By: IPP Bureau
Last updated : December 24, 2025 8:20 pm
If approved, imlifidase has the potential to transform the kidney transplant landscape by enabling highly sensitized patients to also have access to a potentially life-changing kidney transplant
Hansa Biopharma AB has announced that it has submitted a Biologics License Application (BLA) to the US FDA for imlifidase, seeking priority review for its use in desensitizing highly sensitized adults awaiting deceased donor kidney transplants.
Renée Aguiar-Lucander, CEO of Hansa Biopharma, called the submission a “pivotal milestone” for the company and patients.

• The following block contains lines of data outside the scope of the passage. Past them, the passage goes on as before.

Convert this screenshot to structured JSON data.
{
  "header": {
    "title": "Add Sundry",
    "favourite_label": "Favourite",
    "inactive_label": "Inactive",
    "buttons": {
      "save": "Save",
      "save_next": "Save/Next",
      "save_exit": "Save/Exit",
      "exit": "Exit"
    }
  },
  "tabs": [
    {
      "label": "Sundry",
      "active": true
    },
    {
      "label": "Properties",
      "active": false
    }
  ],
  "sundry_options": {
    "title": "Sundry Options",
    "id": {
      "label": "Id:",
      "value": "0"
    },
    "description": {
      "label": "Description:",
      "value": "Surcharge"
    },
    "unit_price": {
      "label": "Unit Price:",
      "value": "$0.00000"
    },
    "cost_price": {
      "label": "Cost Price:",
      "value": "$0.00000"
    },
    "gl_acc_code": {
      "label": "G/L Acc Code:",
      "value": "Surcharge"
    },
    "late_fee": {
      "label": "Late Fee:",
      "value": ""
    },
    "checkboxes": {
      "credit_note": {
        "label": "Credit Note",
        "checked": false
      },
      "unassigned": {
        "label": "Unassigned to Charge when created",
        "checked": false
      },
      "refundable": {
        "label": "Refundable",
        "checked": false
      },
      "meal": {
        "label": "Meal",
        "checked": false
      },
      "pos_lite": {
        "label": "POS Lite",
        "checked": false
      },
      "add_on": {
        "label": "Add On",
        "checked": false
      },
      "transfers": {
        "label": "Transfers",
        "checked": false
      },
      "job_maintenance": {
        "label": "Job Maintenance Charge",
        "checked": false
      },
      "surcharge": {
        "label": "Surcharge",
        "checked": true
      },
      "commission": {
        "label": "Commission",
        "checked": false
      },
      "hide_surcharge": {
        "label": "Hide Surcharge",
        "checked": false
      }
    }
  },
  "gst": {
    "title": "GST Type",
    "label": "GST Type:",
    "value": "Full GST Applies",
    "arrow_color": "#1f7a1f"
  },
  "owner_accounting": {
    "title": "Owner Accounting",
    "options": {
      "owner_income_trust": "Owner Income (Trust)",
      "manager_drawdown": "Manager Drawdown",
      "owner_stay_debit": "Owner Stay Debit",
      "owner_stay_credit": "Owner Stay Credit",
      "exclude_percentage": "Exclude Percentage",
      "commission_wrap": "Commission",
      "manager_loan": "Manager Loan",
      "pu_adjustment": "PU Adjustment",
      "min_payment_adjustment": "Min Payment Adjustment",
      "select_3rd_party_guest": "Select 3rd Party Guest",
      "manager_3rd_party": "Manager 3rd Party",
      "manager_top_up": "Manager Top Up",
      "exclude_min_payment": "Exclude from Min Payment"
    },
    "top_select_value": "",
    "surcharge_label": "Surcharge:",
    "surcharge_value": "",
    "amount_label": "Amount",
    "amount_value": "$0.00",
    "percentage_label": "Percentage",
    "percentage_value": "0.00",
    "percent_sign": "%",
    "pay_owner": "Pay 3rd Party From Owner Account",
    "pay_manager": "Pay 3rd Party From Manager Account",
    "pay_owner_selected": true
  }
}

She said, “The submission of our BLA to the FDA marks a pivotal milestone for Hansa Biopharma and for highly sensitized patients living with end-stage renal disease in the US. If approved, imlifidase has the potential to transform the kidney transplant landscape by enabling highly sensitized patients to also have access to a potentially life-changing kidney transplant that would otherwise be out of reach.”
The BLA is backed by data from the pivotal US Phase 3 ConfIdeS trial, which studied 12-month kidney function in highly sensitized patients (cPRA ≥99.9%) with a positive crossmatch against deceased donors.
The trial met its primary endpoint, showing significantly improved kidney function in patients treated with imlifidase, as measured by mean estimated glomerular filtration rate (eGFR).
If the FDA accepts the application and grants priority review, Hansa could see a decision within six months, potentially leading to approval as early as Q3 2026.